On appeal from a Final Agency Decision of the Department of Corrections.
NOT FOR PUBLICATION WITHOUT THE APPROVAL OF THE APPELLATE DIVISION
Submitted: December 17, 2008
Before Judges Cuff and Fisher.
This is a prison disciplinary appeal. Inmate Lawrence Moody is incarcerated at Mid-State Correctional Facility. He appeals from a final decision of the Department of Corrections finding him guilty of participating in an activity related to a security threat group, (*.010), in violation of N.J.A.C. 10A:4-4.1. He received the following sanction: fifteen days detention with credit for time served, ninety days loss of commutation credit, and ninety days administrative segregation, sixty days of which were suspended.
On appeal, the inmate argues that the administrative hearing process denied him his right to procedural due process because only documentary evidence was presented. He contends that prison authorities should have called the investigator, who examined a letter written by the inmate and opined that it contained gang symbols and references, so that the inmate could have cross-examined him. He also contends that the finding that he engaged in gang activities is not supported by substantial credible evidence. He concedes that counsel substitute did not request the production of any witnesses but argues that the interests of justice require us to overlook this omission. The Department of Corrections responds that this inmate received all the process he was due and that the record contains sufficient evidence to support the finding that he engaged in gang or gang-related activities.
The charge and adjudication concern a letter written by the inmate that was intercepted by prison authorities when it was returned to the sender by the postal service. The letter was submitted to an investigator who rendered a report that the letter contained symbols--a dog paw and an insignia--that are representative of the Bloods. The investigator also reported that certain phrases and abbreviations referred to a gang coalition of which the Bloods are members. This report formed the basis of the *.010 charge and was submitted at the hearing in support of the charge. Counsel substitute was assigned to Moody and argued that the alleged gang symbols were exclamation marks and smiley faces that the inmate used to emphasize a thought. He also asserted that the investigator took certain phrases and abbreviations out of context.

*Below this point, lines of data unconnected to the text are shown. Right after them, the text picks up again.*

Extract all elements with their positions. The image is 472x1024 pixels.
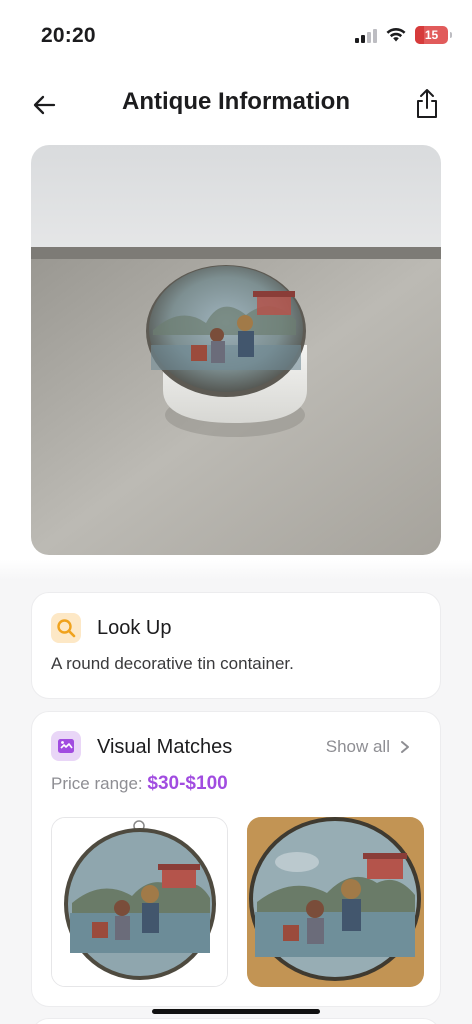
visual-matches-card: Visual Matches Show all Price range: $30… <box>31 711 441 1007</box>
antique-tin-image <box>31 145 441 555</box>
share-icon <box>417 89 437 118</box>
magnifier-icon <box>57 619 76 638</box>
wifi-icon <box>386 27 406 42</box>
chevron-right-icon <box>401 741 409 753</box>
battery-icon: 15 <box>415 26 452 44</box>
lookup-icon-badge <box>51 613 81 643</box>
show-all-button[interactable]: Show all <box>326 737 410 757</box>
next-card <box>31 1018 441 1024</box>
battery-level: 15 <box>424 28 439 42</box>
price-range: Price range: $30-$100 <box>51 773 228 795</box>
lookup-title: Look Up <box>97 617 172 639</box>
visual-matches-icon-badge <box>51 731 81 761</box>
lookup-description: A round decorative tin container. <box>51 654 294 673</box>
match-image <box>52 818 227 986</box>
visual-match-thumbnail[interactable] <box>247 817 424 987</box>
share-button[interactable] <box>412 87 442 121</box>
price-range-value: $30-$100 <box>147 773 228 794</box>
match-image <box>247 817 424 987</box>
visual-match-thumbnail[interactable] <box>51 817 228 987</box>
navigation-bar: Antique Information <box>0 70 472 140</box>
status-icons: 15 <box>355 26 452 44</box>
lookup-card[interactable]: Look Up A round decorative tin container… <box>31 592 441 699</box>
antique-photo[interactable] <box>31 145 441 555</box>
visual-matches-title: Visual Matches <box>97 736 233 758</box>
show-all-label: Show all <box>325 737 390 756</box>
page-title: Antique Information <box>122 88 350 115</box>
cellular-signal-icon <box>355 27 377 43</box>
status-time: 20:20 <box>41 24 96 47</box>
image-match-icon <box>58 739 74 753</box>
home-indicator[interactable] <box>152 1009 320 1014</box>
status-bar: 20:20 15 <box>0 0 472 70</box>
price-range-label: Price range: <box>51 774 143 793</box>
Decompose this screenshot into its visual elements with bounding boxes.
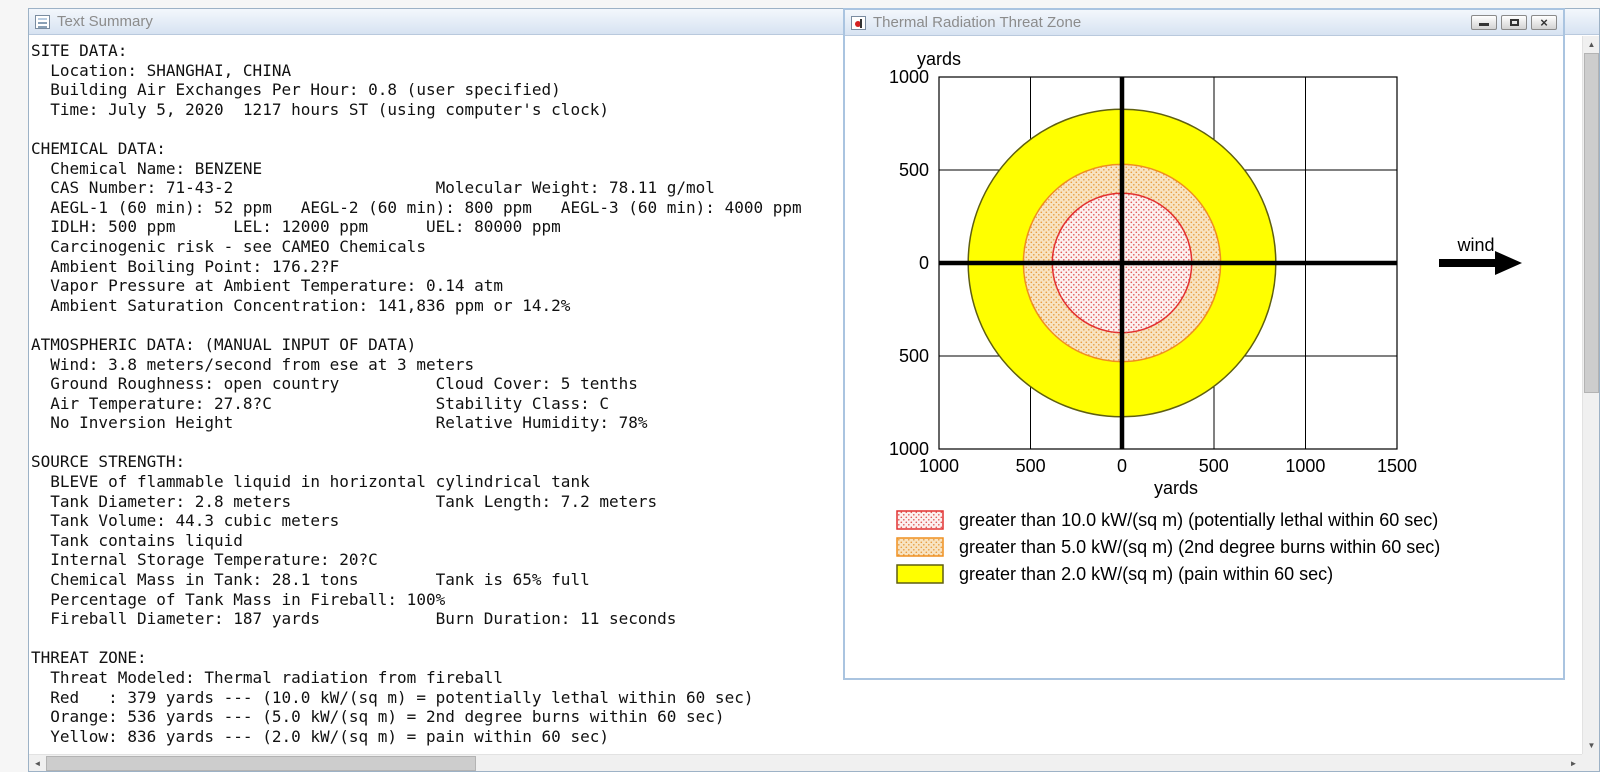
minimize-icon bbox=[1479, 23, 1489, 26]
scroll-left-icon: ◄ bbox=[33, 758, 42, 768]
legend-label: greater than 2.0 kW/(sq m) (pain within … bbox=[959, 564, 1333, 584]
x-tick: 0 bbox=[1117, 456, 1127, 476]
text-summary-icon bbox=[35, 14, 50, 29]
threat-zone-icon bbox=[851, 15, 866, 30]
scroll-left-button[interactable]: ◄ bbox=[29, 755, 46, 771]
scroll-down-icon: ▼ bbox=[1587, 740, 1596, 750]
orange-zone-swatch bbox=[896, 537, 944, 557]
x-tick: 500 bbox=[1199, 456, 1229, 476]
y-tick: 1000 bbox=[889, 67, 929, 87]
threat-zone-plot: yards 1000 500 0 500 1000 1000 500 0 500… bbox=[889, 49, 1522, 584]
legend-item-orange: greater than 5.0 kW/(sq m) (2nd degree b… bbox=[896, 537, 1440, 557]
y-axis-title: yards bbox=[917, 49, 961, 69]
legend-item-yellow: greater than 2.0 kW/(sq m) (pain within … bbox=[896, 564, 1333, 584]
aloha-workspace: Text Summary SITE DATA: Location: SHANGH… bbox=[0, 0, 1600, 772]
threat-zone-title: Thermal Radiation Threat Zone bbox=[873, 14, 1082, 31]
y-tick: 500 bbox=[899, 160, 929, 180]
wind-label: wind bbox=[1456, 235, 1494, 255]
maximize-icon bbox=[1510, 19, 1519, 26]
y-tick: 500 bbox=[899, 346, 929, 366]
x-tick: 500 bbox=[1016, 456, 1046, 476]
maximize-button[interactable] bbox=[1501, 15, 1527, 30]
threat-zone-window: Thermal Radiation Threat Zone × yards 10… bbox=[843, 8, 1565, 680]
scroll-up-icon: ▲ bbox=[1587, 39, 1596, 49]
red-zone-swatch bbox=[896, 510, 944, 530]
horizontal-scroll-thumb[interactable] bbox=[46, 756, 476, 771]
vertical-scroll-thumb[interactable] bbox=[1584, 53, 1599, 393]
threat-zone-titlebar[interactable]: Thermal Radiation Threat Zone × bbox=[845, 10, 1563, 36]
close-button[interactable]: × bbox=[1531, 15, 1557, 30]
y-tick: 0 bbox=[919, 253, 929, 273]
x-tick: 1000 bbox=[1285, 456, 1325, 476]
horizontal-scrollbar[interactable]: ◄ ► bbox=[29, 754, 1582, 771]
y-tick-labels: 1000 500 0 500 1000 bbox=[889, 67, 929, 459]
yellow-zone-swatch bbox=[896, 564, 944, 584]
vertical-scrollbar[interactable]: ▲ ▼ bbox=[1582, 36, 1599, 754]
scroll-down-button[interactable]: ▼ bbox=[1583, 737, 1599, 754]
close-icon: × bbox=[1540, 15, 1548, 30]
scrollbar-corner bbox=[1582, 754, 1599, 771]
minimize-button[interactable] bbox=[1471, 15, 1497, 30]
legend-label: greater than 5.0 kW/(sq m) (2nd degree b… bbox=[959, 537, 1440, 557]
x-tick: 1500 bbox=[1377, 456, 1417, 476]
text-summary-title: Text Summary bbox=[57, 13, 153, 30]
x-tick-labels: 1000 500 0 500 1000 1500 bbox=[919, 456, 1417, 476]
window-controls: × bbox=[1471, 15, 1557, 30]
x-axis-title: yards bbox=[1154, 478, 1198, 498]
scroll-up-button[interactable]: ▲ bbox=[1583, 36, 1599, 53]
threat-legend: greater than 10.0 kW/(sq m) (potentially… bbox=[896, 510, 1440, 584]
legend-label: greater than 10.0 kW/(sq m) (potentially… bbox=[959, 510, 1438, 530]
scroll-right-button[interactable]: ► bbox=[1565, 755, 1582, 771]
x-tick: 1000 bbox=[919, 456, 959, 476]
scroll-right-icon: ► bbox=[1569, 758, 1578, 768]
legend-item-red: greater than 10.0 kW/(sq m) (potentially… bbox=[896, 510, 1438, 530]
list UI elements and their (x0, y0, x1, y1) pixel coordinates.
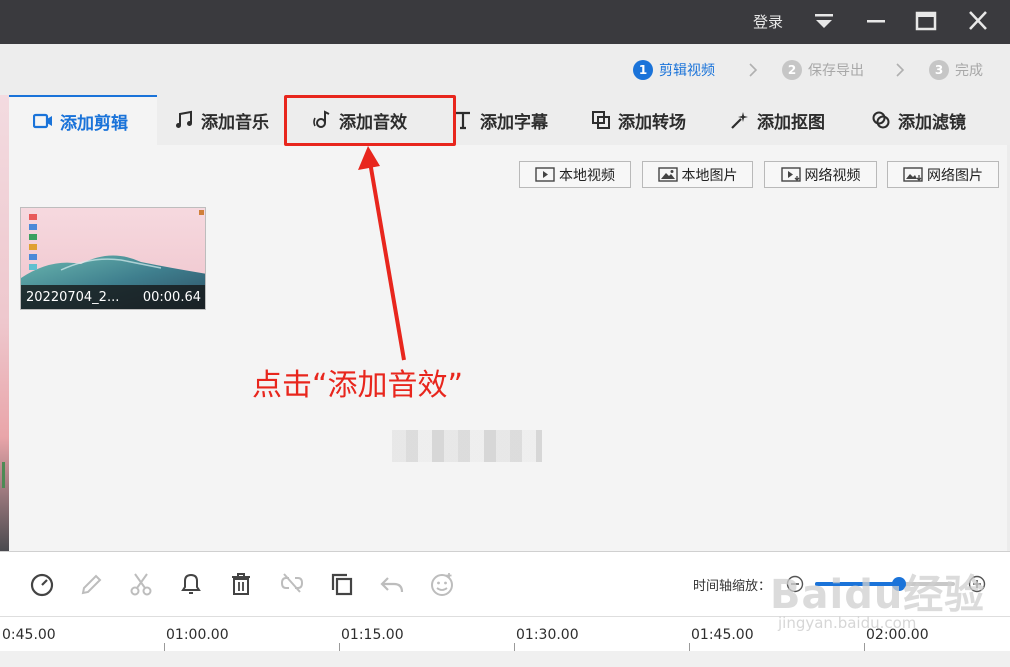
edit-toolbar: 时间轴缩放： (0, 552, 1010, 616)
chevron-right-icon (749, 63, 758, 77)
copy-icon[interactable] (328, 570, 356, 598)
title-bar: 登录 (0, 0, 1010, 44)
zoom-slider-thumb[interactable] (892, 577, 906, 591)
tab-add-cutout[interactable]: 添加抠图 (730, 95, 825, 145)
tab-add-clip[interactable]: 添加剪辑 (9, 95, 157, 145)
chevron-right-icon (896, 63, 905, 77)
source-label: 网络图片 (927, 167, 983, 184)
network-image-button[interactable]: 网络图片 (887, 161, 999, 188)
emoji-icon[interactable] (428, 570, 456, 598)
blurred-hint-text (392, 430, 542, 462)
annotation-text: 点击“添加音效” (252, 368, 464, 403)
transition-icon (591, 110, 611, 130)
filter-icon (871, 110, 891, 130)
timeline-tick: 01:30.00 (516, 627, 579, 643)
text-icon (453, 110, 473, 130)
media-library-panel: 本地视频 本地图片 网络视频 网络图片 20220704_2... 00:00.… (9, 145, 1007, 551)
clip-name: 20220704_2... (26, 289, 120, 305)
close-icon[interactable] (966, 10, 990, 32)
step-number: 2 (782, 60, 802, 80)
tab-label: 添加字幕 (480, 112, 548, 133)
source-label: 网络视频 (804, 167, 861, 184)
clip-duration: 00:00.64 (142, 289, 201, 305)
zoom-in-icon[interactable] (968, 575, 986, 593)
network-video-button[interactable]: 网络视频 (764, 161, 877, 188)
maximize-icon[interactable] (914, 10, 938, 32)
login-link[interactable]: 登录 (753, 11, 783, 32)
music-note-icon (174, 110, 194, 130)
local-video-icon (535, 167, 555, 182)
bell-icon[interactable] (177, 570, 205, 598)
scissors-icon[interactable] (127, 570, 155, 598)
desktop-edge-mark (2, 462, 5, 488)
undo-icon[interactable] (378, 570, 406, 598)
step-label: 完成 (955, 63, 983, 79)
zoom-out-icon[interactable] (786, 575, 804, 593)
timeline-tick: 01:00.00 (166, 627, 229, 643)
source-label: 本地视频 (559, 167, 615, 184)
edit-pencil-icon[interactable] (78, 570, 106, 598)
tab-add-filter[interactable]: 添加滤镜 (871, 95, 966, 145)
tab-add-subtitle[interactable]: 添加字幕 (453, 95, 548, 145)
step-edit-video[interactable]: 1 剪辑视频 (633, 59, 715, 81)
steps-bar: 1 剪辑视频 2 保存导出 3 完成 (0, 44, 1010, 95)
trash-icon[interactable] (227, 570, 255, 598)
timeline-track-area (0, 651, 1010, 667)
sound-effect-icon (312, 110, 332, 130)
zoom-slider[interactable] (815, 577, 955, 591)
local-video-button[interactable]: 本地视频 (519, 161, 631, 188)
timeline-tick: 01:45.00 (691, 627, 754, 643)
timeline-tick: 02:00.00 (866, 627, 929, 643)
timeline-tick: 01:15.00 (341, 627, 404, 643)
clip-info-bar: 20220704_2... 00:00.64 (21, 285, 205, 309)
network-image-icon (903, 167, 923, 182)
tab-add-music[interactable]: 添加音乐 (174, 95, 269, 145)
step-label: 剪辑视频 (659, 63, 715, 79)
tab-label: 添加剪辑 (60, 113, 128, 134)
video-clip-thumbnail[interactable]: 20220704_2... 00:00.64 (20, 207, 206, 310)
timeline-tick: 0:45.00 (2, 627, 56, 643)
tab-label: 添加音效 (339, 112, 407, 133)
step-label: 保存导出 (808, 63, 864, 79)
unlink-icon[interactable] (278, 570, 306, 598)
tab-label: 添加音乐 (201, 112, 269, 133)
zoom-slider-fill (815, 582, 899, 586)
tab-label: 添加转场 (618, 112, 686, 133)
step-save-export[interactable]: 2 保存导出 (782, 59, 864, 81)
local-image-button[interactable]: 本地图片 (642, 161, 753, 188)
step-number: 1 (633, 60, 653, 80)
network-video-icon (780, 167, 801, 182)
feature-tabs: 添加剪辑 添加音乐 添加音效 添加字幕 添加转场 添加抠图 添加滤镜 (9, 95, 1010, 145)
app-window: 登录 1 剪辑视频 2 保存导出 3 完成 添加剪辑 添加音乐 添加音效 添加字… (0, 0, 1010, 667)
tab-label: 添加滤镜 (898, 112, 966, 133)
minimize-icon[interactable] (864, 10, 888, 32)
speed-icon[interactable] (28, 570, 56, 598)
video-camera-icon (33, 111, 53, 131)
tab-add-sound-effect[interactable]: 添加音效 (312, 95, 407, 145)
tab-label: 添加抠图 (757, 112, 825, 133)
menu-dropdown-icon[interactable] (812, 10, 836, 32)
cutout-icon (730, 110, 750, 130)
source-label: 本地图片 (681, 167, 738, 184)
desktop-edge (0, 95, 9, 551)
tab-add-transition[interactable]: 添加转场 (591, 95, 686, 145)
zoom-label: 时间轴缩放： (693, 579, 772, 594)
local-image-icon (657, 167, 678, 182)
step-number: 3 (929, 60, 949, 80)
step-done[interactable]: 3 完成 (929, 59, 983, 81)
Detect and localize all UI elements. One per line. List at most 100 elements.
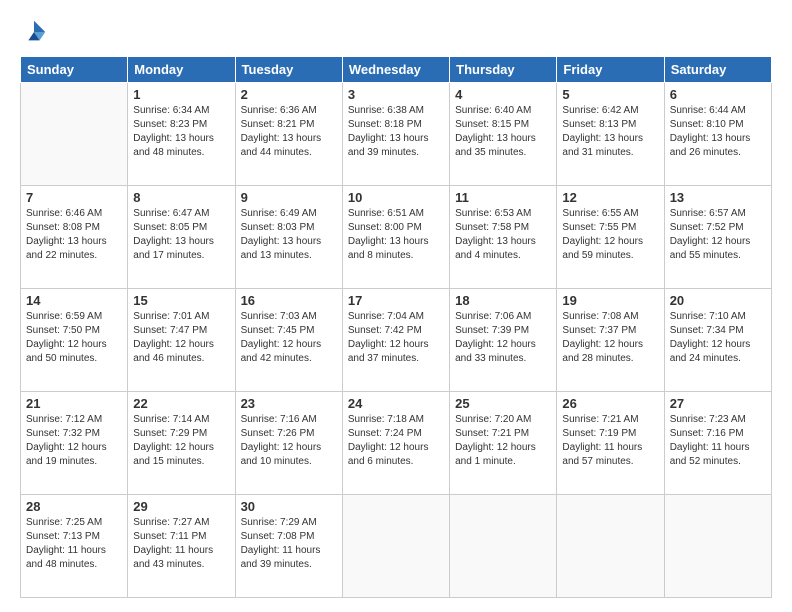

Our standard of review is narrow. Ordinarily, an appellate tribunal will alter the decision of an administrative agency only if it is arbitrary, capricious or unreasonable or is not supported by substantial credible evidence in the record as a whole. Henry v. Rahway State Prison, 81 N.J. 571, 579-80 (1980). Here, we are satisfied that the letter, standing alone and without the interpretation provided by the investigator, provides sufficient evidence of gang-related activity. The letter clearly depicts dog paws and a face with two slanted eyes and a grimace rather than the exclamation marks and smiley faces asserted by the inmate.
We are also satisfied that the inmate received the process he was due. He received timely written notice of the charge, counsel substitute represented the inmate, he had the right to call witnesses and confront adverse witnesses, he received a written statement of the evidence relied on by the hearing officer and an explanation of the reasons for the sanction. Avant v. Clifford, 67 N.J. 496, 528-30 (1975). In addition, he was afforded the opportunity for further review, during which the sanction was modified.
Having identified no basis to disturb the adjudication of guilt or the sanction imposed, we affirm.